6.24.2012

"I don't know that guy but he's fine..."

It occurred to me as I was driving to Manahattan, KS this past weekend for Homecoming/Halloween that my followers, if I were to have any, would know nothing about me. What is a blog without an identifiable blogger; someone you can relate to? Who on earth is this "Rhythm Kation" and why is her name Rhythm Kation? The short answer...we all had nicknames in high school that related our given name to some sort of a party or party theme. My friend Elise was not her usual sober and low self (read: drunk and high) and she blurted this nickname out one night. It stuck. Well, it stuck with me anyway. I think I'm the only person who uses the name on occasion. Nonetheless, it is the name I'll shall use to blog mostly because I haven't yet come up with another creative and clever name to use as my blog name.

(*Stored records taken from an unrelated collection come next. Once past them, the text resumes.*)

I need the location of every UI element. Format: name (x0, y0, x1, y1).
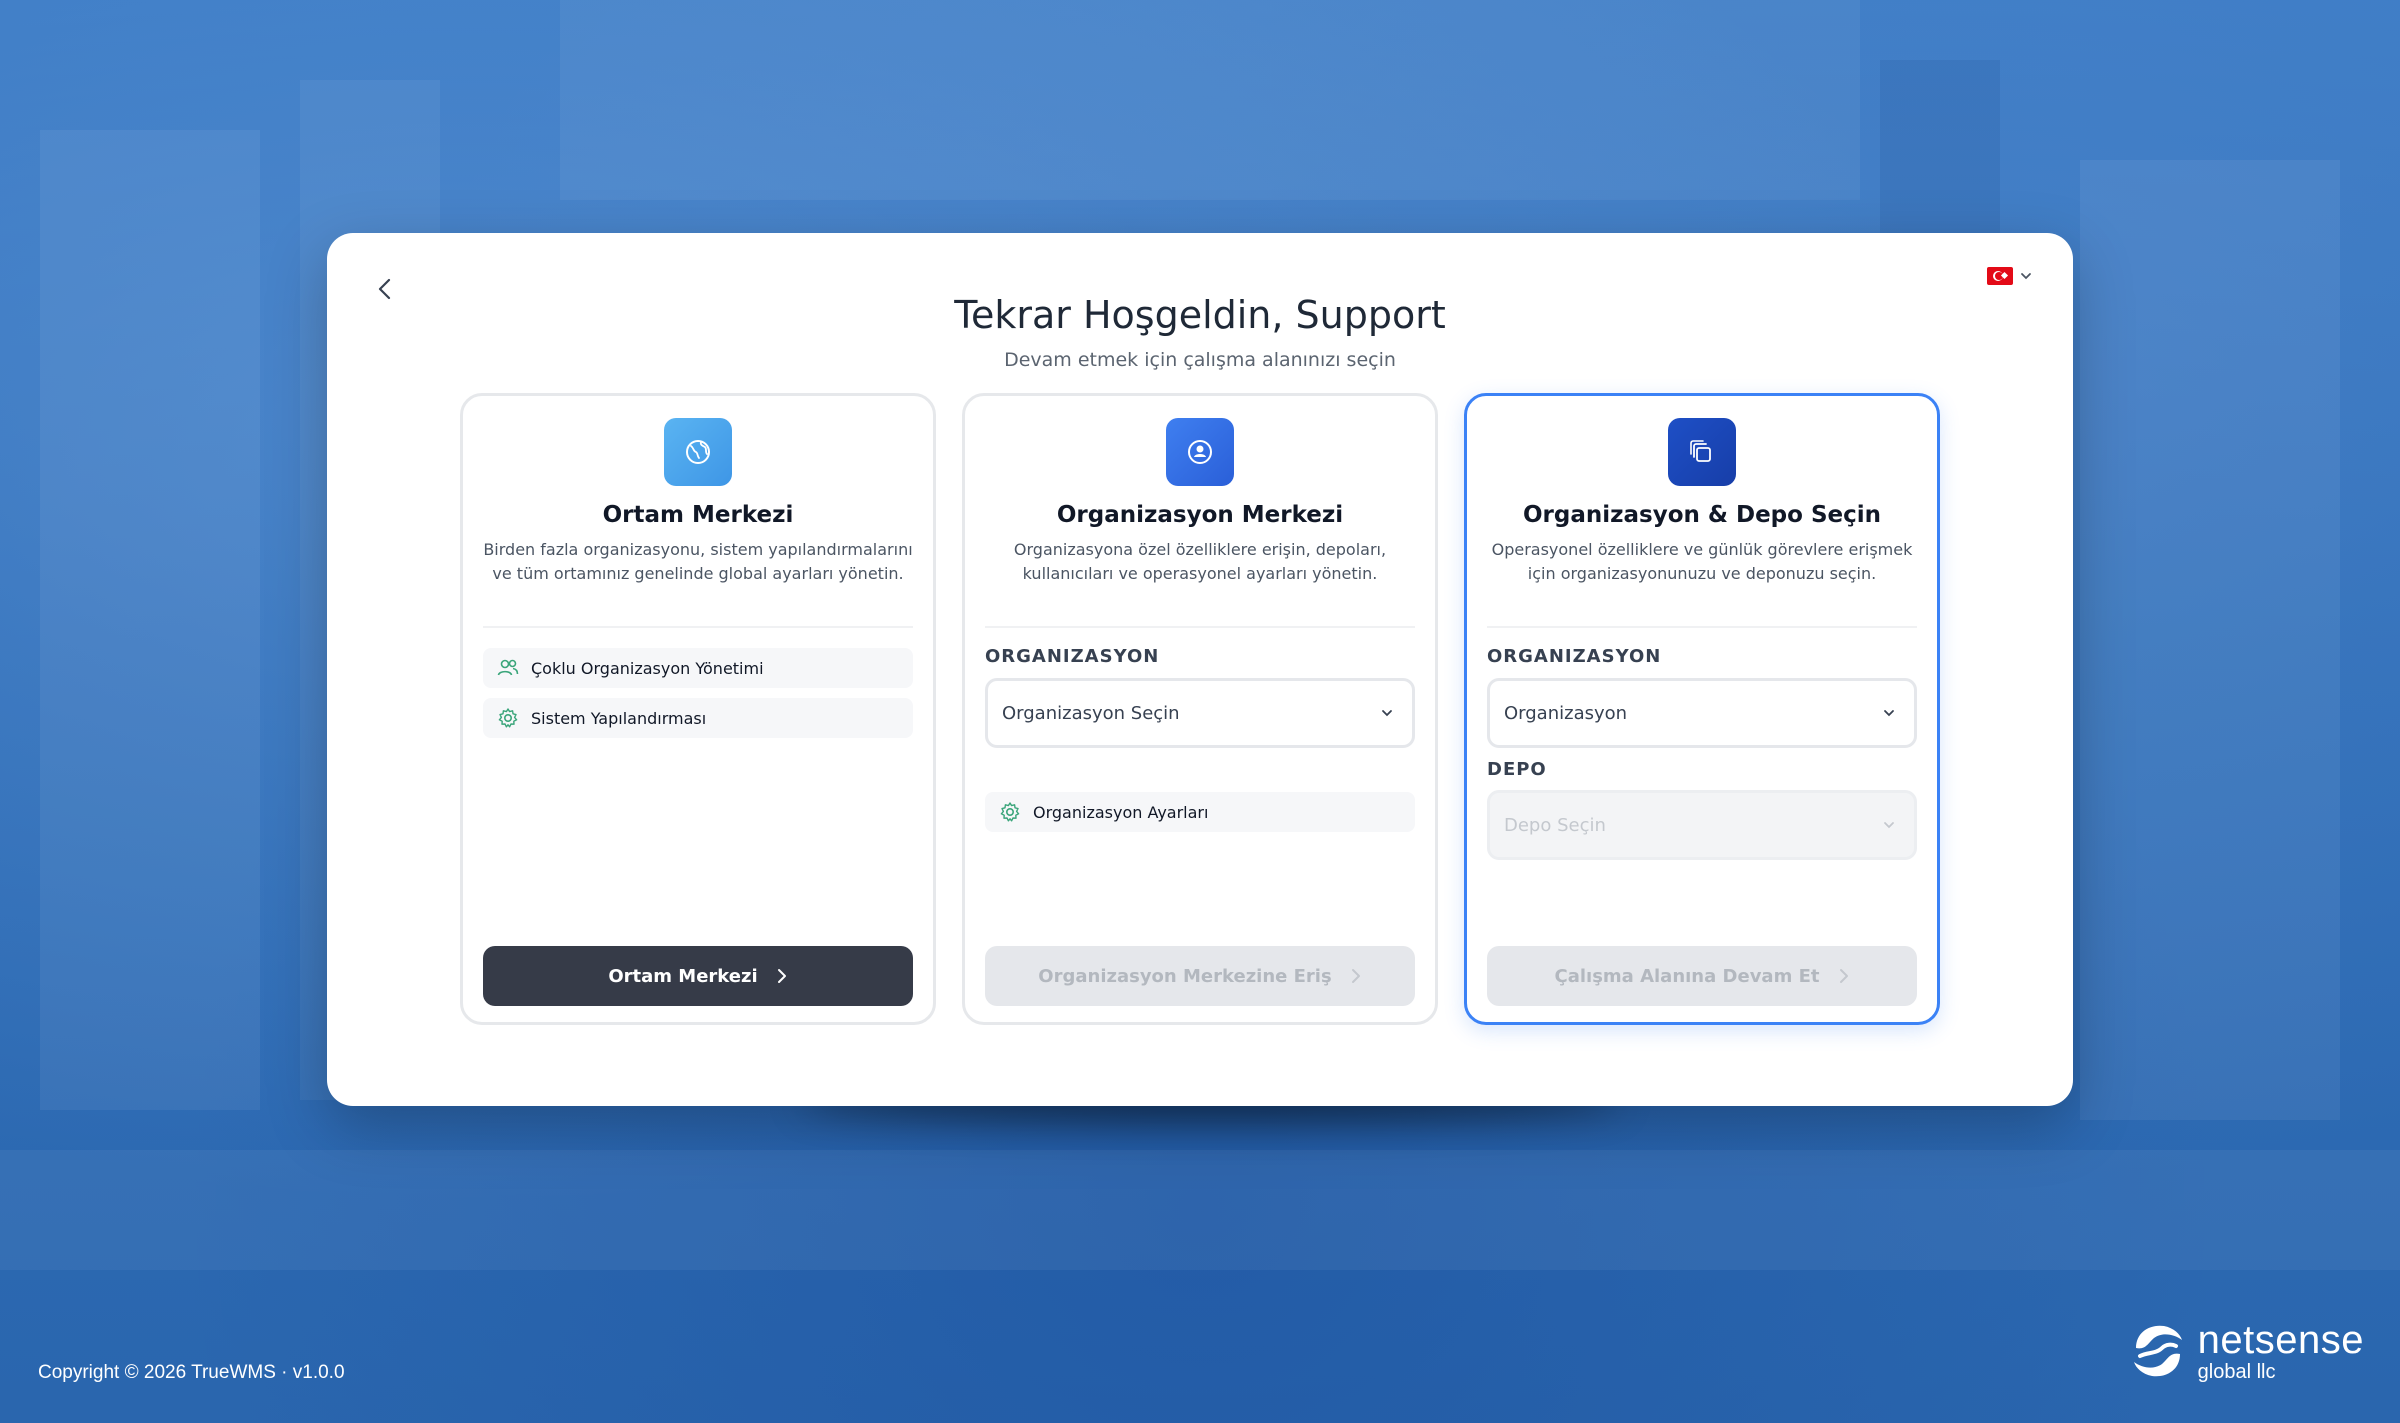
user-circle-icon (1166, 418, 1234, 486)
divider (483, 626, 913, 628)
card-description-line: ve tüm ortamınız genelinde global ayarla… (492, 564, 904, 583)
card-title: Organizasyon & Depo Seçin (1523, 502, 1881, 528)
depot-select[interactable]: Depo Seçin (1487, 790, 1917, 860)
select-placeholder: Depo Seçin (1504, 814, 1606, 836)
organization-select[interactable]: Organizasyon Seçin (985, 678, 1415, 748)
language-selector[interactable] (1987, 267, 2033, 285)
chevron-down-icon (1382, 710, 1392, 717)
card-title: Organizasyon Merkezi (1056, 502, 1344, 528)
feature-label: Çoklu Organizasyon Yönetimi (531, 658, 764, 678)
card-description: Operasyonel özelliklere ve günlük görevl… (1487, 538, 1917, 586)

Okay enough about me and on to the weekend...Manhattan, KS: The Little Apple. It's such a glorious place especially now that it has some of the comforts of a real city like a Best Buy and Olive Garden. Somehow when I went there I didn't really miss those things but now that they, along with other big city creature comforts, litter the landscape I consider Manhattan to officially be on the map. Honestly, as long as So Long Saloon and Aggieville don't disappear, I could care less what else pops up in what the locals call Man-happenin'. Aggieville is like no other place on earth. Dirty, old, smelly bars each with their own version of bar food and special drinks. It's a smorgasbord of fishbowls, fishtanks, $3 pounders, grillie cheesys, fried pickles, cheap chinese, sweet potato fries and, in the case of this weekend, crazy and elaborate costumes. Oddly enough the most-seen costume of the night was a banana. Sometimes there was a monkey in tow but usually it was just the banana walking down the street in all his banana glory. I know you're hoping for a description and picture of my costume but I can never come up with anything I deem creative and original enough to wear by the time Halloween gets here. I know it's the same time every year but without fail it sneaks up on me. I always say "next year" and "next year" gets here and I got squat. This year my group and I went as undergrads - a last minute attempt at fitting in with the masses. I think this was supposed to inspire us to last into the wee hours of the night and drink like we just turned 21. Instead, we were all spent by about 11:00 but continued on thinking that's what everyone else wanted to do. We made our way from bar to bar so our pre-Aggieville, post-game decision to go on a pub crawl remained intact.

Since I started this blog entry over a year ago fast forward to 2012. It took me a minute to remember what the heck I was talking about in the title but then it came to me! I have a vague recollection of leaving the liquor store after having left the bar and then returning to the bar and walking past a guy. I don't remember his name since this was over a year ago, for now we'll call him Paul. Anyway, apparently in my drunken haze I felt that he was "fine." Yes, I do believe I used that specific word and I also believe I said, rather loudly, that I didn't know who he was but nevertheless proceeded to make out with him. A proud moment indeed as I look back and reflect. At some point, Paul and I parted ways - so sad. I believe this parting of the ways came when I decided I was bored and missed my friends, "stole" a bicycle from behind some house and rode it back to Aggieville. Fail. I don't recall if the bike made it back to anywhere but I'm fairly certain I reconnected with my posse and returned home no worse for the wear.

I have been back to Manhattan since this particular visit and remain enamored with the town. It seems as though, for me, it's like a mini-Las Vegas in that each trip is different but also very much the same. In other words, I'm schwasted before the sun sets on the first night, have lost my voice and have removed one or both shoes in an attempt to delay the inevitable face plant in the middle of the street. When I don't go to Manhattan on a yearly adventure I feel there's a void. The friends I laugh so hard with my face hurts and who remind me of classic memories from days gone by somehow seem closer even if I only see them once a year. Perhaps I'll go to Manhattan for homecoming again this year?! I think it's high time I get back there lest they forget me and my crazy ways.